“What’s in a name? That which we call a rose
By any other name would smell as sweet.”
It’s a sentiment that has survived centuries – and is one of the most famous lines from Shakespeare’s Romeo and Juliet.
And it’s true – expect it’s kind of not. A rose might smell as sweet, but would you want to go sniffing something that was called rotten? You’d just give it a miss wouldn’t you? It’s why pollock doesn’t sell nearly as well as tastes-almost-exactly-the-same cod.
And when you are having a baby, names suddenly seem to matter like never before. Let’s face it, it’ll be a defining piece of his or her identity for a lifetime. Often it’ll be the first thing people know about about them – and opinions will be formed on what sort of person they are, on just the moniker you have picked out for them. No pressure, right?
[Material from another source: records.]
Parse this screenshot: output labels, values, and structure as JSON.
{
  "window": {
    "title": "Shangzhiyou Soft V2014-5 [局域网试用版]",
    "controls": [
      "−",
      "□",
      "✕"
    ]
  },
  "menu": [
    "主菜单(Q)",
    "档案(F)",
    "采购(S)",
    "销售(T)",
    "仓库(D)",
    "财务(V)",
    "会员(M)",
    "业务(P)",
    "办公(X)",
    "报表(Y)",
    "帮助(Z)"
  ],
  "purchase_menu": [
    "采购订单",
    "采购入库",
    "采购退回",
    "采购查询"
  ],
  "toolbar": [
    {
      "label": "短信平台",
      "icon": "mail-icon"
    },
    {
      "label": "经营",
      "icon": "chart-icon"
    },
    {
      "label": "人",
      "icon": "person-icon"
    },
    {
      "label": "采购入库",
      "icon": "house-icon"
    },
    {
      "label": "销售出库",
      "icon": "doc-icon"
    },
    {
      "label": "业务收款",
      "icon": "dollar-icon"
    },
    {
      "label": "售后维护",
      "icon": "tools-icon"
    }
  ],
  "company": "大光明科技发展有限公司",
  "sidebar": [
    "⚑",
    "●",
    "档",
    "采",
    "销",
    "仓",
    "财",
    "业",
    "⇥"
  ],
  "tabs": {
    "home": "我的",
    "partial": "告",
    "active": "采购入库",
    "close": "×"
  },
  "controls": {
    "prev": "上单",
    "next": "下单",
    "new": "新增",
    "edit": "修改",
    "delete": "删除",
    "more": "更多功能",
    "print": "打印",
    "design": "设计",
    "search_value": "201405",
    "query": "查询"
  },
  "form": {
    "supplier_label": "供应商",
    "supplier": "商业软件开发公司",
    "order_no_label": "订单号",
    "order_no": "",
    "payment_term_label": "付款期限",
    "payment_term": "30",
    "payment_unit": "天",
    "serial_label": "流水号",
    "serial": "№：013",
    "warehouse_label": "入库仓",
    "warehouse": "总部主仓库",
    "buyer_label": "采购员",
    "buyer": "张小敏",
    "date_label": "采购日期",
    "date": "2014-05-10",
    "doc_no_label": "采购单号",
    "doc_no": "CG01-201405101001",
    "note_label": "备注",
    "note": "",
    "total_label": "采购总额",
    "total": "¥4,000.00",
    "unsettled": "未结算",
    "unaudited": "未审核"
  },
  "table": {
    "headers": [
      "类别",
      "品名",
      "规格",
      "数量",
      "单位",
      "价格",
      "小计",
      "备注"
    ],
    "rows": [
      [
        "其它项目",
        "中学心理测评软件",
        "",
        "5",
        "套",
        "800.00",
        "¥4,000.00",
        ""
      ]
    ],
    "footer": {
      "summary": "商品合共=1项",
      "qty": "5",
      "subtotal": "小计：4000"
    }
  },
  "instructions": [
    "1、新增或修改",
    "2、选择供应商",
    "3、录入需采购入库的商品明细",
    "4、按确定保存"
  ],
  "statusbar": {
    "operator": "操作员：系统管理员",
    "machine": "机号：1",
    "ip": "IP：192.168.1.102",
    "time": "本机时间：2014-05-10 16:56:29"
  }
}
I was named after my grandma – who died before I was born. My husband shares the same name as his dad.
Katy and Gary. Neither are names that will offend any sensibilities – they are solid, not particularly imaginative, but pleasant enough.
When we were expecting our little one, we had a yearning for something different. I didn’t want my tot to share the same name as three other people in their pre-school class. But I didn’t want something weird or wacky either.
Gary favoured “proper” names. William, rather than Billy. James not Jimmy. For girls, we both liked “pretty” names. Flowers. Or seasons. But from the first moment, on that sunny March day, when Gary held his boy in his arms and said, “hello son” his name was set.
Sonny. Sonny James William in full. Sonny Jim for when we’re playing.
And it’s a name that I don’t think could suit my sweet boy any better. He will forever be our sunshine.